Model Drift: Why “Set-It and Forget-It” Doesn’t Work for Machine Learning Models — Analyzr
Machine learning is undeniably useful. ML simplifies the computation of complex data outputs and extracts value from data that humans simply can’t achieve. However, just because a machine is executing the heavy lifting, doesn’t mean ML models are a “set-it and forget-it” type of activity. Like most things in life, data changes over time, leading to model drift.
Relationships between variables in the data pipeline can also change. These changes prompt what is called Model Drift, sometimes also referred to as Model Decay.
Models don’t like change. They are trained to assume future data ingested will look like the data used to build the model, so Model Drift is a thing we want to monitor for and prevent. In the subsequent post, we’ll describe two types of Model Drift and outline a few ways you can identify and take action to prevent model degradation.
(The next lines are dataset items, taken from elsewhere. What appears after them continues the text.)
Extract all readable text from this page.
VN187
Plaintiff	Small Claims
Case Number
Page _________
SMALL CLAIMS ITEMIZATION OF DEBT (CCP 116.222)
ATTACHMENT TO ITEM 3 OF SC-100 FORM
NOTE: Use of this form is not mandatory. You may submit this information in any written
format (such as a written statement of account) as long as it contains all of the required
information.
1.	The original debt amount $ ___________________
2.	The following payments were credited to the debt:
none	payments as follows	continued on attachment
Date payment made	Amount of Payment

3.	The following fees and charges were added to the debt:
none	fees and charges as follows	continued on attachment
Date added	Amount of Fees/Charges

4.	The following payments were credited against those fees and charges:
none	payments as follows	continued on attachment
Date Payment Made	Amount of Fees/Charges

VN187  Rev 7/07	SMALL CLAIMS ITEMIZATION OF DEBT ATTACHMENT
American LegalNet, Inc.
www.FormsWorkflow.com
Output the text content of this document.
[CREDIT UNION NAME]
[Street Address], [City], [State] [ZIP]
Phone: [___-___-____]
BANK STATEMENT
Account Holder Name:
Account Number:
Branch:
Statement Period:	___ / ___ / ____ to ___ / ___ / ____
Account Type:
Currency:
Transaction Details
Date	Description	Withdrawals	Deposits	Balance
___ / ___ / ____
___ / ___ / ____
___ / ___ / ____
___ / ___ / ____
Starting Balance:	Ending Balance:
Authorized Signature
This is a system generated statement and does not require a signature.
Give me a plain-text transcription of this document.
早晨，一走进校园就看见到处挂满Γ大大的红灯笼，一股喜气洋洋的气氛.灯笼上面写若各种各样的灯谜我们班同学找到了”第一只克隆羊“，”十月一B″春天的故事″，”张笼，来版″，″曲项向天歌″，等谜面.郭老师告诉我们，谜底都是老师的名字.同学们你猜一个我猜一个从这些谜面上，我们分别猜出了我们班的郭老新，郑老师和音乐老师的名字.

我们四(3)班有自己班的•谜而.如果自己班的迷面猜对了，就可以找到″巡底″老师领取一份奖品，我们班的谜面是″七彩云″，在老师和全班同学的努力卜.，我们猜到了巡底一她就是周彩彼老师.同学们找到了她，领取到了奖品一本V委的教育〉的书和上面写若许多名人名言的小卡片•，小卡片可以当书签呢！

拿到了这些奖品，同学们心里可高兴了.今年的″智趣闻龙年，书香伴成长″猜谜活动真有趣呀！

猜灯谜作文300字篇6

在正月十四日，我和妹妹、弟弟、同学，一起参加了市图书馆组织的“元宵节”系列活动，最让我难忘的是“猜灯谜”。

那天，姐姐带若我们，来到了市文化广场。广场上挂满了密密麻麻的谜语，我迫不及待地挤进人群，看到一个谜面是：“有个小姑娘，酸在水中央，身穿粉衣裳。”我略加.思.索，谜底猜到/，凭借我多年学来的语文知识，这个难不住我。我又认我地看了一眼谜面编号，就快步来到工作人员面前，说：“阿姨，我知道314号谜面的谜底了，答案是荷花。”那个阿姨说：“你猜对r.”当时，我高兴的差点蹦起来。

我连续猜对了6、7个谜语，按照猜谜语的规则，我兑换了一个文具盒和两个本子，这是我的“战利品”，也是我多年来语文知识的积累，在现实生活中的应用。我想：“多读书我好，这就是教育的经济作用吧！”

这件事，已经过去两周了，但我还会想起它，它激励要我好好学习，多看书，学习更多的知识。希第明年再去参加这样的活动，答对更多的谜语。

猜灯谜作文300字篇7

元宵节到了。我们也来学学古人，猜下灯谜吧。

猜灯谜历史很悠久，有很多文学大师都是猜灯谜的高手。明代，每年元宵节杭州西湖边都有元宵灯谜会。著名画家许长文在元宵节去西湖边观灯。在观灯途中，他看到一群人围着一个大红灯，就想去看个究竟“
There are two types of Model Drift:
Let’s dive into Data drift first. Data drift represents a shift in the distribution of the input data relative to the data used to train the model. This occurs naturally as new information is added, or existing information is edited in the systems that feed the model data pipeline.
As with any analytics, you want to make sure new data is pulled through into the model and the most current quantities and rates are reflected on a regular basis.
Data drift doesn’t always indicate degradation in model performance. If the distribution shift doesn’t reflect values outside of the trained decision boundary, then the model still works. But if the opposite occurs, and the distribution shift causes values to appear outside of the trained decision boundary, then the model performance has deteriorated.
Concept drift represents a shift in the relationship between the underlying variables and the output of the model. For example: Company X introduces a new product category.
The ML model used to target accounts with high propensity to buy was trained on data that doesn’t include this new category. Some accounts which were previously low propensity, might now be high propensity for this new product, but until the model is retrained, these accounts aren’t classified correctly.
This type of data change is almost always detrimental to model performance. The decision boundary has been fundamentally altered, but the model hasn’t been alerted to this change and may produce erroneous outputs based on obsolete training boundaries.
Note that concept drift factors can be challenging to identify, especially when they are considered “hidden context” factors such as strength of economic growth or consumer buying power, which are difficult to reflect in model data.
Identifying And Preventing Model Drift
There are some simple steps that any business user can take to monitor for and fix Model Drift.
1. Check model statistics and assess performance on a regular basis.
- When dealing with propensity models one of the most common stats to watch for is the F1 score, an accuracy metric. F1 measures two key attributes of any model: precision and recall. Precision and recall are best explained with a visual representation, which this piece by Datatron illustrates very well.
- For cluster-based models, often used for segmentation, the Silhouette score allows the user to measure how clearly separated and cohesive the resulting clusters are from each other. A score of -1 means clusters are poorly assigned, while a score of 1 indicates well distributed and differentiated clusters.
2. Refresh your ML models on a regular basis, say quarterly.
This may mean simply retraining the model using the most recent data and ensuring model performance holds, or it may mean refitting the model entirely, including adding or removing variables to ensure optimal performance.
For models in production, the model refresh process is a great way to monitor outcomes and look for any edge cases that may pop up.
3. Finally, and most importantly, do a commonsense check.
As a rational human user of the data, check results from model outcomes and ensure that these outcomes match expected results.
For example, if the top graded accounts from your propensity model aren’t performing better than lower rated accounts, then you have a problem.
ML models can be significantly better than humans at analyzing complex data sets, but this doesn’t mean they don’t need constant care and human guidance. The adage “Garbage In, Garbage Out” is especially true for machine learning, as ML models are only as good as the data pipeline that trained them. Monitoring for and preventing Model Drift ensures outputs match expectations and are optimized for business use.